If it isn’t the work we do that’s making us question who we are, perhaps what we’re really suffering from is a philosophical illness of the mind–imbibing too much postmodernism or Greek ideas about the soul. To have a mind separated from one’s bodily reality is a kind of madness, isn’t it? And when it takes the form of a denial or rejection of one’s body so that one may be autonomous over it, one must pause and remember that madness is a form of autonomy, too.

Or maybe our problem is spiritual.

In the Christian worldview, our bodies are “very good” right from the start. Even the entrance of sin in no way undermines that reality. The story of Jesus–God become man–reminds us that our bodies are not only good and capable of goodness, but they are essential to our humanity. But being made in the image of God is a constant negotiation between the limitations of our created nature and the desire to create which God instilled in us. When these two conflict, our creativity can become destructive. As creators in the image of the creating God, we can use traditional and conventional means to create stronger crops that feed many more people or we can build better houses that withstand severe weather, thus saving lives. But we can also deny our dependence upon God to build atomic weapons, reshape our bodies, and perhaps someday even leave them behind to join our minds to a digital network of consciousness. In the biblical account of humanity’s fall, it was humankind’s craving to do and to know autonomously–to create identities for ourselves that are divorced from who we are created to be–that brought about death and alienation. In this brave new world, we are reproducing this same mindset with the same predictable results.

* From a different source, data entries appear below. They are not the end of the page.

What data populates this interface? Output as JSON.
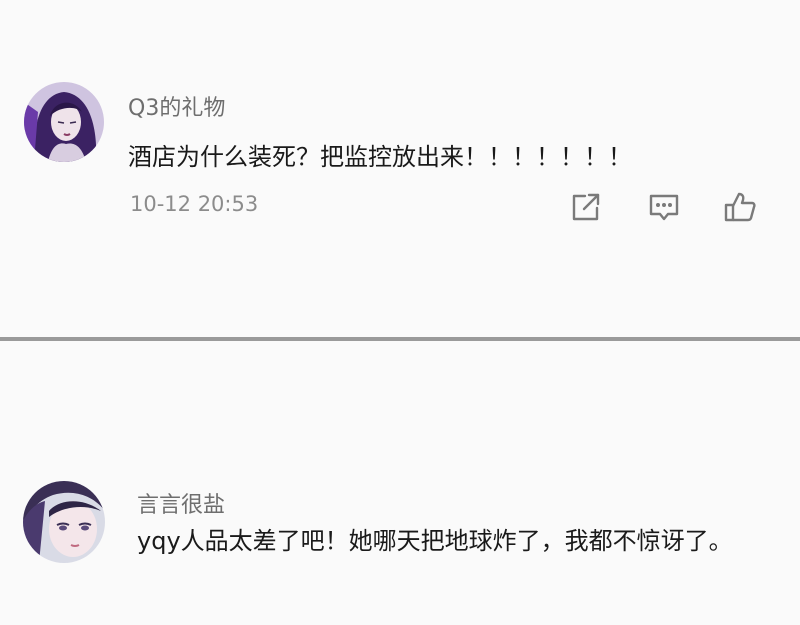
{
  "comments": [
    {
      "username": "Q3的礼物",
      "text": "酒店为什么装死？把监控放出来！！！！！！！",
      "time": "10-12  20:53",
      "actions": {
        "share_icon": "share-icon",
        "comment_icon": "comment-icon",
        "like_icon": "thumbs-up-icon"
      }
    },
    {
      "username": "言言很盐",
      "text": "yqy人品太差了吧！她哪天把地球炸了，我都不惊讶了。"
    }
  ],
  "colors": {
    "panel_bg": "#fafafa",
    "divider": "#9a9a9a",
    "username": "#6e6e6e",
    "text": "#1a1a1a",
    "timestamp": "#8c8c8c",
    "icon": "#7a7a7a"
  }
}
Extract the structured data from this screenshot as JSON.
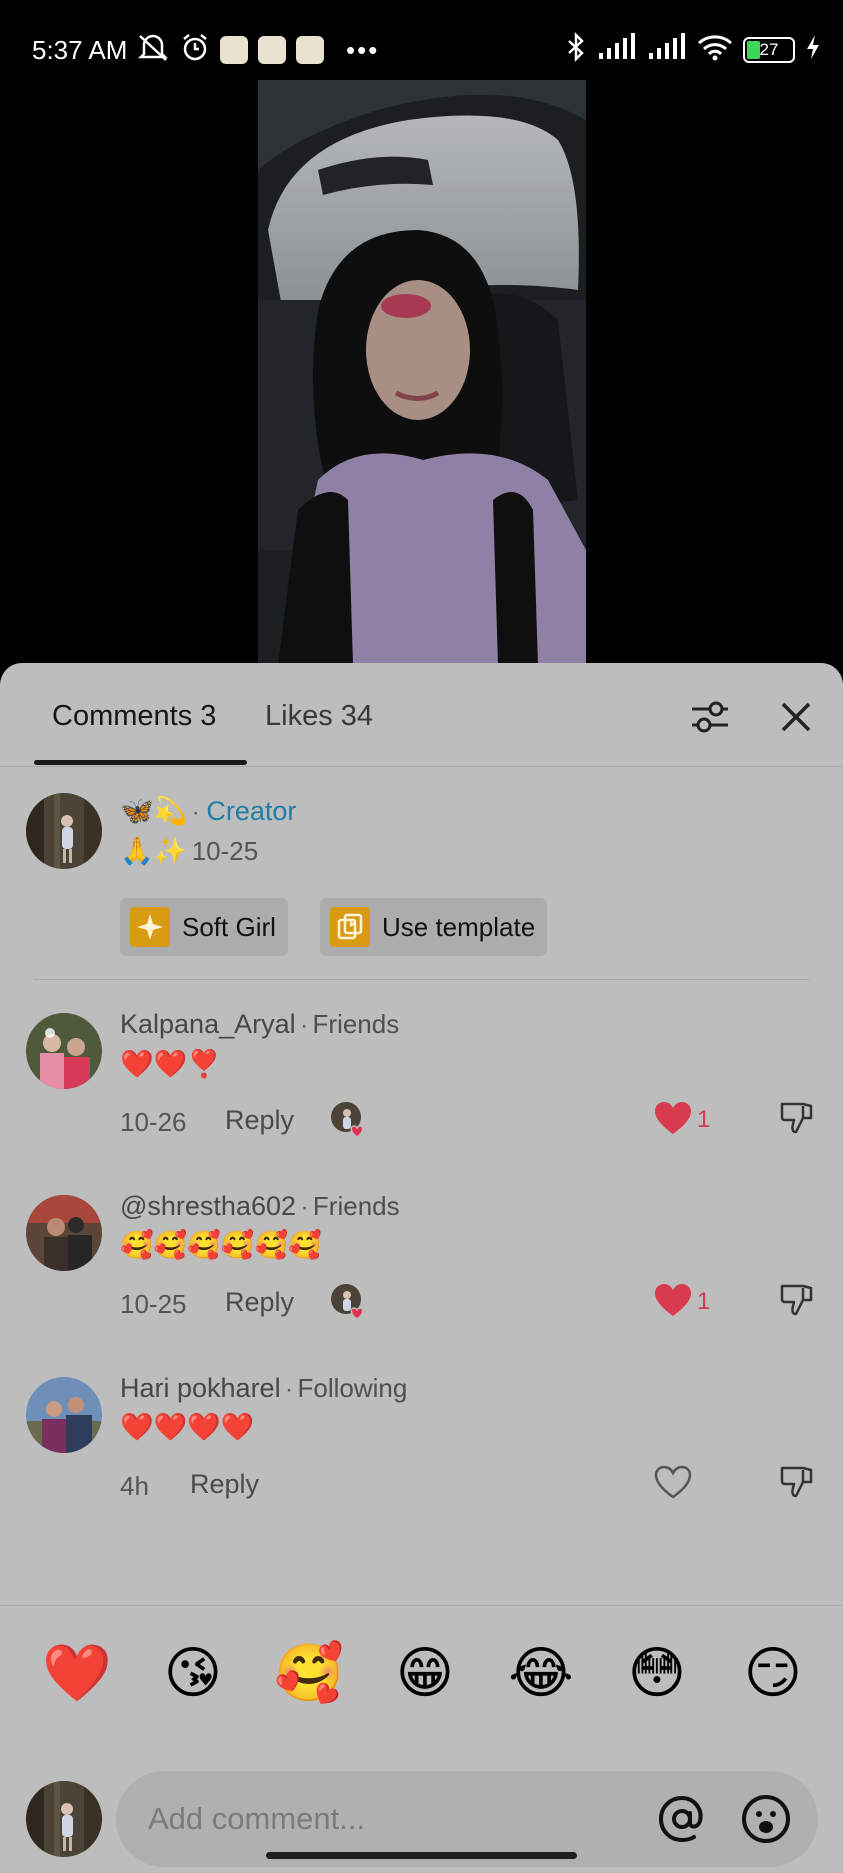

If our rejection of our created limitations is primarily a spiritual problem, we have a path forward, but it isn’t necessarily going to be an easy road. The Lutheran theologian and Nazi resister Dietrich Bonhoeffer had a similar crisis of identity as a political prisoner negotiating the discrepancies among how he was seen by the jailers he deceived, the prisoners which he ministered to, and how he felt about himself internally. A poem entitled “Who Am I?” reflects that struggle. After grappling for an answer, he could only conclude:

“Who am I? They mock me, these lonely questions of mine.

Whoever I am, thou knowest, O God, I am thine.”